Late morning. Great sandwiches and potato salad and pickles gratis the Menil Collection. Thank you program director Carl Killian and Tony and Lori and Michael once owner of the amazing Brazos Bookstore. Then a few minutes to drift around Surrealist show—Tanguy, Magritte, Max Ernst, Joseph Cornell, De Chirico, Kurt Schwitters. Here’s what we did, thanks to great plan concocted yesterday by Joshua Beckman, Travis Nichols, Sierra Nelson, Matthew Zapruder: Dara and I walked around commenting on the art, making up little fragmented narratives, which Travis Nichols, wearing a Madonna-like headpiece mike, then ran a running commentary on, in which he could shift/add/change into a walkie-talkie which piped directly to Sierra Nelson in Kelly green Girl Friday Superman’s girlfriend on a job interview suit, sort of Coco Chanel meets DKNY if DKNY had a crush on Betsy Johnson, Sierra who then typed up these transmissions into her own poem, then Liz Hughey who stole the show as “the runner” in jogging clothes. Liz who then ran from the end of the gallery where Sierra Nelson was typing on did I mention it was an old manual with a good strong ding when it returned. Liz Hughey taking pink-sheeted poem from Sierra and running up gallery hall through audience to Valzhyna Mort and Joshua Clover who then read the poem, changing it, too, at their whim and fancy. Halfway through a whistle blew which relieved Dara and I, with Joshua Beckman and Matthew Zapruder taking over our roles. Thoughout all improving Liz Hughey was a mercurial wonder—once a pissed off corporate bitch saying “I can’t deal with this,” as she stomped up with the poem in her hand, once a penitent before an unforgiving God, once a crying hysteric, once a laughing hysteric, once a calm, collected creature who sat in taut delay before delivering the poem. Joshua and Valzhyna after clear, delicious delivery crumpling up the pages after each poem was read, and at the performance’s end, running, too, down the gallery, throwing crumples at the audience.
Then we rushed on to the bus, and the cat arrived, dashing across green, wet Houston dew.
And full-hearted, entire spirited, tender Jane Miller, who came to it all.

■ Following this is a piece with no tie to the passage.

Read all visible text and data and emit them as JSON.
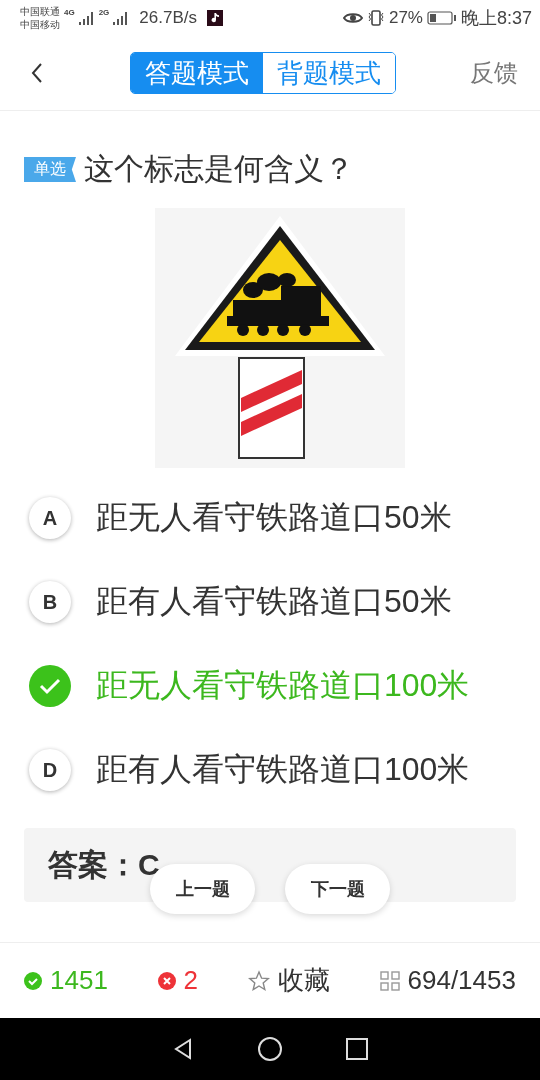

Jane who is Lana Turner We Love You, Get Up.
Day 39 / Houston, TX / Gillian Conoley
Reading in Austin was at Big Red Sun, landscaping company with a beautiful outdoor space, white gravel spread, succulent plants, large stage. Readings including many Austin poets, great magazine Skanky Possum editors Hoa Nguyen and Dale Smith, with bus poets Matthew Zapruder, Joshua Beckman, Dara Wier, Joshua Clover, Sierra Nelson, Travis Nichols, Liz Hughey, Valzhyna Mort, Gillian Conoley under big Texas sky. Sounds of the night accompanying the words—sirens, dogs howling, car radios, Mexican polka music every time someone opened the door of the bar across the street. Keg of beer, bottles of wine, a good time, with Bill Wesley affable fearless bus driver picking up the guitar and singing his fabulous country repertoire long into the night.
Last day of the bus for me, until we meet again, in Santa Cruz and San Francisco.
The bus is a good place. Stay on the bus long enough, and it becomes the center, the town, the city, the home, and the stops become the guests. Something deeply American/ democratic/enterprising about the bus. The bus was a big, big dream that took hold. It gave me faith again that something this good and generous could happen in our country. Thank you Joshua Beckman, Matthew Zapruder, Travis Nichols for making it work. They worked while we rode. Perhaps the bus is a bit of miracle. If it’s made it through more than 2/3 of the trip, it can make it through the Andes, Tierra del Fuego, Cuba, Pluto. Fly on, big bad bus. Thanks for holding all the words. And for providing such large windows out into the world.